The Dreaded Bonte-La Ice Patch

My last attempt during end of December, 2010 to cross over into the desolate but beautiful valleys of Lingzhi and Soe-Yaktsa was thwarted by the dreaded ice patches on the trails leading up to the Bonte-La (4,900 Meters) and Ngele-La (4,704 Meters) passes. The passes were then closed to both ponies as well as humans. So I had to abandon my trip to Lingzhi and Soe-Yaktsa.
I came back from the trip defeated but more determined to make another attempt at it. I simply could not pass up the photo opportunities presented by the sparkling weather conditions of the winter months. But first, I had to be better prepared to take on the ice that was causing all the trouble. The problem was not, unlike in earlier years, snow on the passes - but ice on the roads. The paths were caked with mounds of ice that caused humans and ponies to slip and fall. A peculiar condition this year was that while there was very less snow than usual, the temperatures were lot colder thereby causing frigid conditions.
In preparation of my second attempt, I bought 2 hand axes from Sherub Enterprises at Changlam Plaza and began to build a sturdy handle each for them. These axes will come handy in breaking the ice on the road so that the ponies can safely tread over the roughened ice. I then ordered 4 pairs of ice cleats and a crampon for myself and my assistants. These will help me and my assistants tread over the ice safely and without slipping - hopefully!
My second attempt started on the 30th January, 2011. This time, I and my team managed to cross over into the beautiful valley of Lingzhi. We had to break ice at about 5 places - but the ponies could pass over the Ngele-La safely and we were into Lingzhi and from there on to Chebesa village - a day’s journey further away. It was a worthwhile effort and in due course I will post some photos of the Lingzhi Dzong and the valleys surrounding it.
The Ngele-La pass has got to be Bhutan’s most unique pass. At 4,704 Meters (15,433 feet), this pass has neither a speck of snow or ice on it nor a blade of grass growing on it - a condition I found to be truly amazing! Much later I understood why - perhaps I will come around to telling you why - if I get the time.
Upon return from Lingzhi, I and two of my assistants managed to cross the Bonte-La pass (4,900 Meters). This time sadly, the ponies still couldn’t make it over the pass because the ice patches on the road leading upto Bonte-La was too thick and heavy. One has to see the ice fields to believe it! While we crossed over into Soe-Yaktsa, our ponies and the pony man took the direct road to Thangthangka. We rendezvoused the following day at a place called Tongsathangkha - just above Shana.

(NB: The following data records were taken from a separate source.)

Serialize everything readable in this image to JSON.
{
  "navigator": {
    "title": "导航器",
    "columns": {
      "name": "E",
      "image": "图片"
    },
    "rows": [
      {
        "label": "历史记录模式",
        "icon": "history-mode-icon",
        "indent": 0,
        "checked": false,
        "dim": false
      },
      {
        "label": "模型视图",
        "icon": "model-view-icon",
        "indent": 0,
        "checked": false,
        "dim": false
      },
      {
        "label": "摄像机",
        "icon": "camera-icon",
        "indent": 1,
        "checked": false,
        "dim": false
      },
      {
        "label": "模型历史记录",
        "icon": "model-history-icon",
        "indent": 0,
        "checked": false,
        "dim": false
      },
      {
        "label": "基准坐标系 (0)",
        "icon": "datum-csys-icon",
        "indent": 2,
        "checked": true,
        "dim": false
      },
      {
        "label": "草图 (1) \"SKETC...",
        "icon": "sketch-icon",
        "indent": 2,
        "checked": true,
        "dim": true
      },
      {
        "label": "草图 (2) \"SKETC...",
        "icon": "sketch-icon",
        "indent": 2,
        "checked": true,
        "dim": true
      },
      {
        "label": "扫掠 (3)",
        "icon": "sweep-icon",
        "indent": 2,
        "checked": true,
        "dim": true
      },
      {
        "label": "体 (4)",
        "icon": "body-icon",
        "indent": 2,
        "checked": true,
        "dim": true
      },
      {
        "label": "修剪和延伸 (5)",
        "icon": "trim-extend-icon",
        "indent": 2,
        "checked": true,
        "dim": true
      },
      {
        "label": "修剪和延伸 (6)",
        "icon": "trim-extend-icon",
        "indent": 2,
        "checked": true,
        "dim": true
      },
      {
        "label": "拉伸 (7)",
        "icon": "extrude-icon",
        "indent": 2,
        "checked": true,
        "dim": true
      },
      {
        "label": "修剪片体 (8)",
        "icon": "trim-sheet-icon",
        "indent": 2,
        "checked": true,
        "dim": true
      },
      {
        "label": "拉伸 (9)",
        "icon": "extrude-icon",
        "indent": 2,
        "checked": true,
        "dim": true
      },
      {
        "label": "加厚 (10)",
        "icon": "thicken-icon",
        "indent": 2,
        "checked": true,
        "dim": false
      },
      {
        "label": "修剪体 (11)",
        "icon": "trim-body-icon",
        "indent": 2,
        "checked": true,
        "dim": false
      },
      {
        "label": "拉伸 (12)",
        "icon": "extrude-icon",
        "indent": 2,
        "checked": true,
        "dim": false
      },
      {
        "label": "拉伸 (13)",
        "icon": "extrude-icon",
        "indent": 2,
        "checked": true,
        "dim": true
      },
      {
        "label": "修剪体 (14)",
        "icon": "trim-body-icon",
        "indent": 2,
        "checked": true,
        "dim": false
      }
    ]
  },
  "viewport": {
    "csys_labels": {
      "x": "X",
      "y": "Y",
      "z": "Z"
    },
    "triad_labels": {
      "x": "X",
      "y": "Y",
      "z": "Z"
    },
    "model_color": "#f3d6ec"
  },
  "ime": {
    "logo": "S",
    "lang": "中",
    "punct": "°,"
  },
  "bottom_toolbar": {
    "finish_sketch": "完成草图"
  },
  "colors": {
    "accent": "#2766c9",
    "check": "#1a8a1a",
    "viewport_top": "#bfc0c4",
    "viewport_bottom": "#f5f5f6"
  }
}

The photo below was shot at the base of Bonte-La pass on our way to Soe-Yaktsa. As you can see, the entire area is covered in a thick layer of ice. In the photo, you will see my assistants posing for me - on the ground is my camera tripod. The inset photo shows the ice cleats worn over the boot by one of my assistants. The peak in the background is the beautiful Jichu Drake.

The ice cleats worked like a charm! We could walk over the hardened ice without a problem. Talking of which I need to go and wash and clean the steel studs of the cleats. I will provably need to use them during my up-coming trip to Laya in about a week’s time.